Avevamo tutti tra i dodici e i quindici anni quando all’ombra delle Vele iniziò a diffondersi un qualcosa di nuovo.
Era il periodo in cui non esisteva Spotify, YouTube era uno strumento per pochi eletti, le canzoni entravano nelle case tramite le compilation acquistate al mercato o i primi file scambiati con il bluetooth del cellulare.
Se siete stati nei corridoi di una scuola del sud tra il 2005 e il 2009, sicuramente le parole “Ce truov int o’ rione/nun me sent’ bbuono mamma’/che me succer’” vi riporteranno con la mente a quei momenti.
Si tornava da scuola e si passavano ore a cercare di capire tutte le rime scritte da due giovanotti che avevano da poco pubblicato il primo disco.
Potrebbe sembrare la classica frase fatta, ma è così: era un mondo totalmente diverso, anche per il rap, che non era di certo il genere più diffuso, quando Luche ha iniziato a farlo in una piccola stanza di casa sua.
Vuoi per motivi linguistici, perché il napoletano è una lingua che ha una musicalità per certi versi anche superiore a quella dell’inglese, vuoi per ragioni sociali, perché è una delle poche città con una street credibility molto vicina a quella del bronx che andava in fiamme, vuoi per l’esigenza di cose da dire e da far sapere, a Napoli, fin dai tempi in cui Enzo Avitabile ha incontrato Afrika Bambaataa, il rap ha trovato la sua casa.
Quello di Ntò e Luche, però, era un rap nettamente in controtendenza rispetto a quello che si era ascoltato fino a quel momento: scevra da qualsiasi aspetto politico, tanto da arrivare a chiedersi “ma i Co’ Sang da che parte stanno?”, capace di rappresentare non la strada, ma chi la vive ogni giorno.
Sono passati dieci anni dall’uscita di “Vita Bona”, di vicende ne sono successe tante e la storia dei Co’ Sang e della poesia cruda ve l’abbiamo già raccontata, per cui non ci perderemo in dettagli, ma questa introduzione era necessaria.
Sì, perchè Luca Imprudente è un rapper che va ben oltre la moda del momento, i dissing su instagram e le autocelebrazioni che durano una manciata di secondi per poi essere dimenticate dopo un giorno.
L’INNOVAZIONE DI LUCHE
Luche è uno che del rap, piaccia o meno, ha scritto la storia e ha rivoluzionato il genere, avendo il coraggio di puntare sulla trap prima d’ogni suo collega in Italia.
Avevate mai sentito quel sound prima di GVNC, in feat con Marracash, in Italia?

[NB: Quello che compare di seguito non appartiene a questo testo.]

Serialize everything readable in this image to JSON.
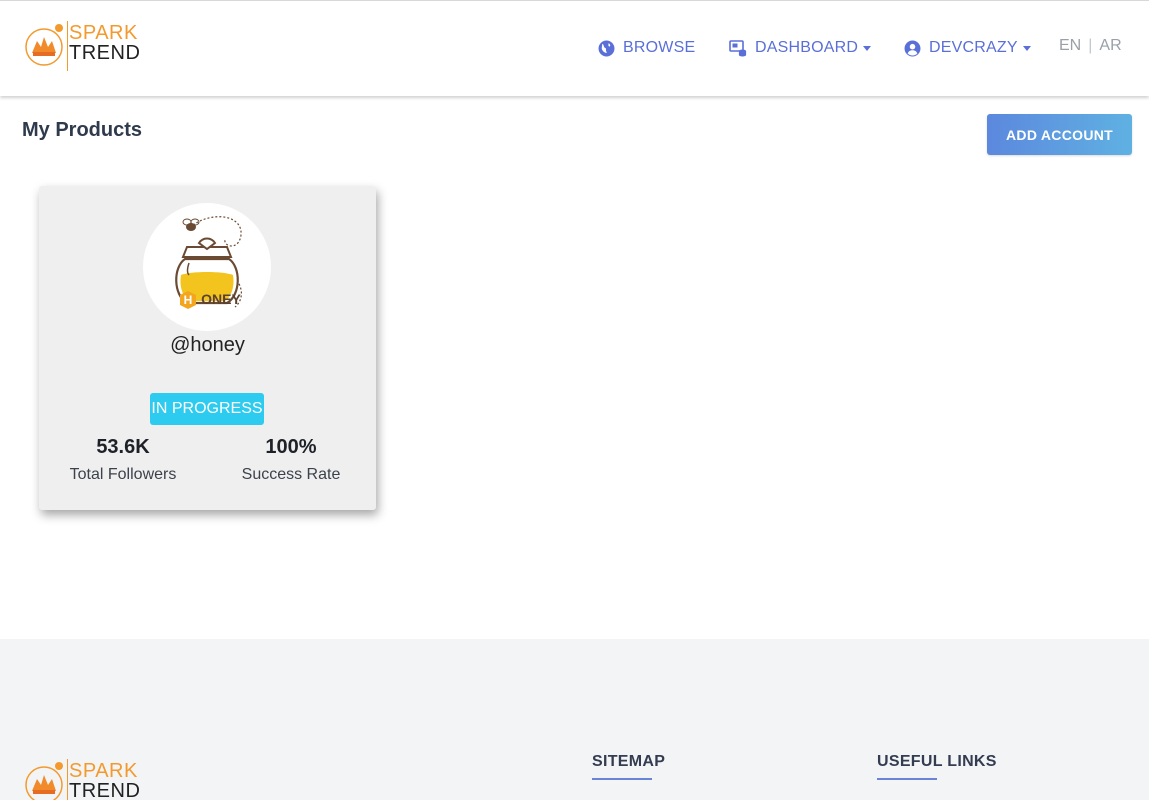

No, ma non solo: ha dimostrato che si possono fare rap e trap anche intonando le strofe e i ritornelli, senza nessuna doppia dal vivo e senza ricorrere a un uso massiccio fino alla nausea di autotune. Che fa parte del suono, certo, non è vietato utilizzarlo, ma spesso finisce per appiattire tutte le tracce di un disco se ne si fa un uso sconsiderato.
Luche ha una sua storia, che parte da lontano, e in pochi possono vantarsi di questo privilegio, e ha una capacità di scrittura che gli consente di passare dal pezzo strettamente autocelebrativo al pezzo più introspettivo e toccante con una facilità incredibile.
Ha un vissuto particolare, porta sulla sua pelle e nella sua anima i segni della periferia, non ha bisogno di inventarsi nulla né di recitare una parte.
D’altronde, non puoi scrivere canzoni come “Il mio ricordo”, “Lieto fine”, “Quando non ero nessuno”, se non hai vissuto in prima persona certe esperienze.
POTERE: LUCHE, IL RE DI NAPOLI
Ha fatto trend, pur avendo tutta la scena costantemente contro, pur prendendosi una quantità enorme di accuse – spesso anche gratuite e infondate – al momento dello scioglimento dei Co’ Sang, è partito con poche decine di persone ad assisterlo durante i suoi primissimi live da solista.
Ci ha creduto, ha lavorato duro, è cresciuto artisticamente. Si è preso la sua rivincita.
Si è autoproclamato Re di Napoli, come molti dei suoi detrattori sostengono? La domanda dovrebbe essere un’altra: chi ha i numeri, la costante voglia di ricerca e innovazione e, soprattutto, una penna da usare come spada per potergli contendere il trono?
Ai posteri l’ardua sentenza, noi la risposta la conosciamo.